On s’aime, mais on ne se touche plus : comment le couple en arrive-t-il là ?

juillet 18, 2026
Écrit par Pascal HERSIGNY

Coach professionnel certifié (RNCP) et sexothérapeute certifié, j'accompagne les couples installés dont le désir s'est éteint à comprendre, apaiser et rallumer leur intimité.

Vous êtes assis l’un à côté de l’autre. Vous regardez la même série, vous parlez des enfants, du travail ou des courses du lendemain. Tout semble normal.

Pourtant, aucun de vous ne pose spontanément la main sur l’autre.

Celui qui aimerait se rapprocher hésite. Il redoute un nouveau refus. Celui qui a moins envie reste sur ses gardes. Il craint qu’un geste tendre soit interprété comme le début d’une demande sexuelle.

Vous vous aimez toujours. Mais le toucher, lui, est devenu risqué.

Cette situation ne s’installe généralement pas en une nuit. Elle se construit par petites étapes, souvent sans que l’un ou l’autre ait voulu prendre ses distances.

Le problème ne commence pas toujours par un manque d’amour

Quand la sexualité disparaît, la première interprétation est souvent brutale : « S’il ou elle m’aimait encore, il ou elle aurait envie de moi. »

Cette conclusion paraît logique.
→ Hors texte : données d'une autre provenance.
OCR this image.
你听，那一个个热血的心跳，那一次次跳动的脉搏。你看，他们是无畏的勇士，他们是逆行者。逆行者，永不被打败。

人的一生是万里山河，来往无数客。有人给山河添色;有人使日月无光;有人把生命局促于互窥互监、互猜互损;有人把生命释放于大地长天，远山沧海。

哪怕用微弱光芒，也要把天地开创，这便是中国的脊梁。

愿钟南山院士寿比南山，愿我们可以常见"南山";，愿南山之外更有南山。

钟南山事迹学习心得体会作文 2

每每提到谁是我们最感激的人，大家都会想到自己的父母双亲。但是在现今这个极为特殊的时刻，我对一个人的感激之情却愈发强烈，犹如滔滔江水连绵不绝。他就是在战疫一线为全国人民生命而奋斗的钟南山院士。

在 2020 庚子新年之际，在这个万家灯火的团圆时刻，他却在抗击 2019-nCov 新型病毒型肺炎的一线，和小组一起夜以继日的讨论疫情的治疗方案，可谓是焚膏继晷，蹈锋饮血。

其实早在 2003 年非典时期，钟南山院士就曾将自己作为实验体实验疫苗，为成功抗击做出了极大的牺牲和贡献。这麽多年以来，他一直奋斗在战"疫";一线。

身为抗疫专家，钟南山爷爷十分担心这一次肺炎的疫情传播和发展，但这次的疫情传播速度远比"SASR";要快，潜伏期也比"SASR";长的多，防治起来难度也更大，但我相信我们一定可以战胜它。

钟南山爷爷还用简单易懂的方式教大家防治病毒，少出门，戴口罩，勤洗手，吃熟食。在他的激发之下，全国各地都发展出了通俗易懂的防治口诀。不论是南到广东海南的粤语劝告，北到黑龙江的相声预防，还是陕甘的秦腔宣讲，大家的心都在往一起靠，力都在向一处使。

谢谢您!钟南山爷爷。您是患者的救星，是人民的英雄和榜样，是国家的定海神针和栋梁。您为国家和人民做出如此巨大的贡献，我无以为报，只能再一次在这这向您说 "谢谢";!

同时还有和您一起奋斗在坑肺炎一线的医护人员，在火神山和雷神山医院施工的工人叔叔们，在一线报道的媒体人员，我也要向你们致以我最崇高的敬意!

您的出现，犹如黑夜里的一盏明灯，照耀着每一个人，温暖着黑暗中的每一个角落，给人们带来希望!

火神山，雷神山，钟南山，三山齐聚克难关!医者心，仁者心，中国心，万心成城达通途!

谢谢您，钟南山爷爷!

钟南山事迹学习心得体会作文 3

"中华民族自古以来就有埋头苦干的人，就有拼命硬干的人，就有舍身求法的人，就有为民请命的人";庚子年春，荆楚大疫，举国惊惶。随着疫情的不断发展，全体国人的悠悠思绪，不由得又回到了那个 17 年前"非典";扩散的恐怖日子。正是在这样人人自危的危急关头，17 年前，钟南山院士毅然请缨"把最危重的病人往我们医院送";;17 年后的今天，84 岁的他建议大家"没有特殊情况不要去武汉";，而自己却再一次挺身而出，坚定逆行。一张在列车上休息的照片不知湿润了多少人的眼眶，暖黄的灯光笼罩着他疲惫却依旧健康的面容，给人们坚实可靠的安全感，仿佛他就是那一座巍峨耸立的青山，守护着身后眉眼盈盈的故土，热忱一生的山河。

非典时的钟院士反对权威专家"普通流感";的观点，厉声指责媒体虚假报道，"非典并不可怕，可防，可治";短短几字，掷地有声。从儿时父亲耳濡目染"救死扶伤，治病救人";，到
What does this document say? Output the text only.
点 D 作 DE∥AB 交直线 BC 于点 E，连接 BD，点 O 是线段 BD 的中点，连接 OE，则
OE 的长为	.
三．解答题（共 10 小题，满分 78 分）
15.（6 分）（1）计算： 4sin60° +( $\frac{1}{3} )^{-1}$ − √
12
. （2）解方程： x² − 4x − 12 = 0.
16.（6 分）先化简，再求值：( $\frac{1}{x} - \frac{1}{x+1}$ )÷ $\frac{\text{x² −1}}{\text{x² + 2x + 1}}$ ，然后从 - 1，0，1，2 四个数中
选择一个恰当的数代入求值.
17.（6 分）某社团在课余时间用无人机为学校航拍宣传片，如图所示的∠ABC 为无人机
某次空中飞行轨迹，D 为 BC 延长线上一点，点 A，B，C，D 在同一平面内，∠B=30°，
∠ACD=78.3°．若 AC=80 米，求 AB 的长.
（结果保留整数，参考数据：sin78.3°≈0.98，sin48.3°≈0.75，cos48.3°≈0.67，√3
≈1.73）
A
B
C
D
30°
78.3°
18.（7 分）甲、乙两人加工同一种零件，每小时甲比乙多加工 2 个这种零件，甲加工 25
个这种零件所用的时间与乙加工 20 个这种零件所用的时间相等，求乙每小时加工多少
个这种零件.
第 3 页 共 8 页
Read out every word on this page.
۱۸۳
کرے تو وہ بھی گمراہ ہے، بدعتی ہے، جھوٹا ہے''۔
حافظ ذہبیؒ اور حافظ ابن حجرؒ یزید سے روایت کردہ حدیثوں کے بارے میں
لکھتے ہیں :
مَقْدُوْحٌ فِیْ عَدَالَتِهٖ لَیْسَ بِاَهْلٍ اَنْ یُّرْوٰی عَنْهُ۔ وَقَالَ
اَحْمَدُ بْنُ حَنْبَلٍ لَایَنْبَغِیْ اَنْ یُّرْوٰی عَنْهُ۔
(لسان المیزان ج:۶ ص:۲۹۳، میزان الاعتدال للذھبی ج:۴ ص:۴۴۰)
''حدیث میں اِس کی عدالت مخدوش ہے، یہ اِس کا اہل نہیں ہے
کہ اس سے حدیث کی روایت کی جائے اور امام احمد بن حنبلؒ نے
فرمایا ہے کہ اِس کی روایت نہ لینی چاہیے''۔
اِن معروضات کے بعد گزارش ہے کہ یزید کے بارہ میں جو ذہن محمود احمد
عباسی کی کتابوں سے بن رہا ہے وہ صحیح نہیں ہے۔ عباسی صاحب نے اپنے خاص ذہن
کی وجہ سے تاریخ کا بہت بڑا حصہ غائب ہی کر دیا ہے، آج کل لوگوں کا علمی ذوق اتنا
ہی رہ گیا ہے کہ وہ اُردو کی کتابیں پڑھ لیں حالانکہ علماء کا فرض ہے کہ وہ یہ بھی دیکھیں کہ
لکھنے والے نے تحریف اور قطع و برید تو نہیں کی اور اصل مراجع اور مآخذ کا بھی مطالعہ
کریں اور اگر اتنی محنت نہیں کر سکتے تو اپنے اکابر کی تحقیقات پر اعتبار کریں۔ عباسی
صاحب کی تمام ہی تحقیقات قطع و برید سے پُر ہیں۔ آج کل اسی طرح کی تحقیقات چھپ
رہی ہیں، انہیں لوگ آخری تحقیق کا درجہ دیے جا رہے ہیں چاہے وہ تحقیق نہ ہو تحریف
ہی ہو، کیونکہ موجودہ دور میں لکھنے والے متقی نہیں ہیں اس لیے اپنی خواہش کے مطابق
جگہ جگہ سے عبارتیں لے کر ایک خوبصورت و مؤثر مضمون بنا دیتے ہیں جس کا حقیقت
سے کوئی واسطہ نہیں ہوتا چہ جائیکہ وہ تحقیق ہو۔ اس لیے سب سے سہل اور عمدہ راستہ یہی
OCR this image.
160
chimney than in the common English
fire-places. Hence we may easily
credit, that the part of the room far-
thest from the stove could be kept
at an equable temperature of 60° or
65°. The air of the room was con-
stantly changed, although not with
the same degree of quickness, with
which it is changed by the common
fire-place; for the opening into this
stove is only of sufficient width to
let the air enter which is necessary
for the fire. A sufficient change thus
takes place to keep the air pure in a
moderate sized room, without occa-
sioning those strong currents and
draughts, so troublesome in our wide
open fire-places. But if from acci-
Dans de nombreux couples, la sexualité représente bien davantage qu’un acte physique. Elle signifie être choisi, désiré, regardé autrement que comme un parent, un partenaire logistique ou un compagnon du quotidien.

Mais amour et désir ne fonctionnent pas de manière identique. Vous pouvez aimer profondément une personne tout en étant épuisé, préoccupé, en colère, douloureux ou incapable de vous rendre disponible sexuellement. À l’inverse, vous pouvez souffrir intensément du manque de sexualité sans chercher uniquement une satisfaction physique.

La différence de désir peut affecter la satisfaction, la stabilité et les conflits au sein du couple. Elle ne permet cependant pas, à elle seule, d’identifier un coupable ou de conclure que la relation est terminée.

L’un se rapproche pour se rassurer

Imaginons que vous soyez la personne qui désire davantage. Au début, vous tentez simplement votre chance. Vous embrassez votre partenaire, vous proposez un moment à deux ou vous glissez une main sous les draps. Votre partenaire refuse.

Vous vous dites qu’il ou elle est fatigué. Vous réessayez quelques jours plus tard. Nouveau refus. À force, vous ne vivez plus ces refus comme des réponses à une proposition particulière. Vous commencez à les recevoir comme un message sur vous : « Je ne lui plais plus. », « Je ne compte plus. », « Nous ne sommes plus vraiment un couple. »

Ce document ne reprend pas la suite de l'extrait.